Today's breakwater during a winter storm

Today’s breakwater during a winter storm

In 1883 R.P. Rithet extended the Outer Wharves with his Rithet Piers. His pioneering vision brought the world’s shipping to Victoria for the first time in her history. To take advantage of the 1914 opening of the Panama Canal’s promise of a massive increase in increase in Pacific maritime trade plans were laid for two breakwaters and a massive wharf to replace the piers.

A 1914-1915 appropriation of $1,100,000 provided the initial funding for the construction of the breakwater and two wharves at Ogden Point. The British firm of Sir John Jackson was awarded the contract to build the breakwaters. They were to reach out from both Ogden and Macauley Points to protect the soon to be constructed wharves from the winter gales that lashed Victoria’s southern shoreline.

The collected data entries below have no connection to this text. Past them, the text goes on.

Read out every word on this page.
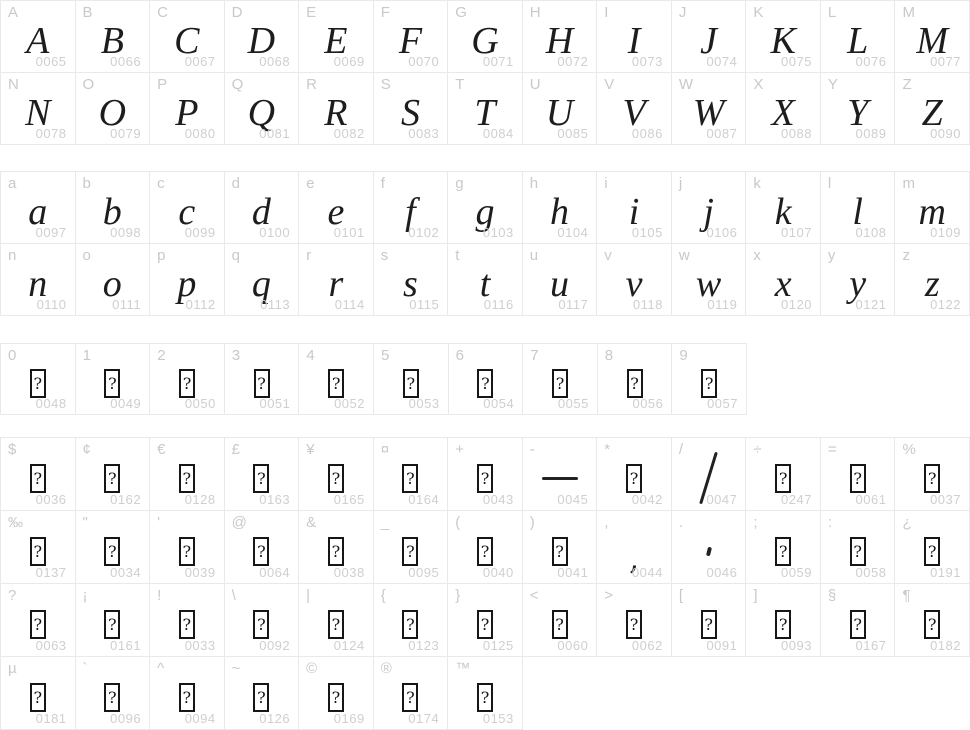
A
A
0065
B
B
0066
C
C
0067
D
D
0068
E
E
0069
F
F
0070
G
G
0071
H
H
0072
I
I
0073
J
J
0074
K
K
0075
L
L
0076
M
M
0077
N
N
0078
O
O
0079
P
P
0080
Q
Q
0081
R
R
0082
S
S
0083
T
T
0084
U
U
0085
V
V
0086
W
W
0087
X
X
0088
Y
Y
0089
Z
Z
0090
a
a
0097
b
b
0098
c
c
0099
d
d
0100
e
e
0101
f
f
0102
g
g
0103
h
h
0104
i
i
0105
j
j
0106
k
k
0107
l
l
0108
m
m
0109
n
n
0110
o
o
0111
p
p
0112
q
q
0113
r
r
0114
s
s
0115
t
t
0116
u
u
0117
v
v
0118
w
w
0119
x
x
0120
y
y
0121
z
z
0122
0
?
0048
1
?
0049
2
?
0050
3
?
0051
4
?
0052
5
?
0053
6
?
0054
7
?
0055
8
?
0056
9
?
0057
$
?
0036
¢
?
0162
€
?
0128
£
?
0163
¥
?
0165
¤
?
0164
+
?
0043
-
0045
*
?
0042
/
0047
÷
?
0247
=
?
0061
%
?
0037
‰
?
0137
"
?
0034
'
?
0039
@
?
0064
&
?
0038
_
?
0095
(
?
0040
)
?
0041
,
,
0044
.
0046
;
?
0059
:
?
0058
¿
?
0191
?
?
0063
¡
?
0161
!
?
0033
\
?
0092
|
?
0124
{
?
0123
}
?
0125
<
?
0060
>
?
0062
[
?
0091
]
?
0093
§
?
0167
¶
?
0182
µ
?
0181
`
?
0096
^
?
0094
~
?
0126
©
?
0169
®
?
0174
™
?
0153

The Ogden Point Breakwater was the first to be constructed. It is a 762-metre (2,500-foot) long granite and concrete wall. Over one million cubic yards of locally-quarried rock was dropped into deep water (up to 27 m [90 ft.]) to support the breakwater’s main structure of more than 10,000 granite blocks. Each block, quarried on nearby Hardy Island, weighing up to 15 tons was stacked in a nine course pyramid. Attesting to the sound engineering and meticulous construction, the breakwater has not required any major upgrades since it was built, and only 136 blocks have ever required repositioning over the intervening years. The Ogden Point Breakwater was completed on schedule in 1916, a notable accomplishment considering the demands World War I places on resources of all kinds. Upon its completion it was determined the Macauley Point breakwater was superfluous so was not built.

In 1917 outboard end was marked by an occulting white acetylene lamp forty feet above high water atop the concrete tower that stands there today. An electrically operated fog alarm was installed on the breakwater in 1919. In 1926 a cable was laid to power the electric beacon that replaced the acetylene lamp.

In 2001 the breakwater and its protected docks were named a National Historic Civil Engineering Site.

The breakwater has always been popular with pedestrians not suffering from vertigo. In 2013 the Greater Victoria Harbour Authority installed handrails has opened the popular walk to many more Victorians and visitors to the city.

The Unity Wall

For thousands of years the abundance of the harbour’s protected shores nurtured the South Salish Esquimalt and Songhees Nations.

To acknowledge their rich traditions and long history, the Greater Victoria Harbour Authority sponsored Na’Tsa’Maht – The Unity Wall Mural. The mural, Canada’s largest, transformed the breakwater into an eloquent expression of the bridge between cultures.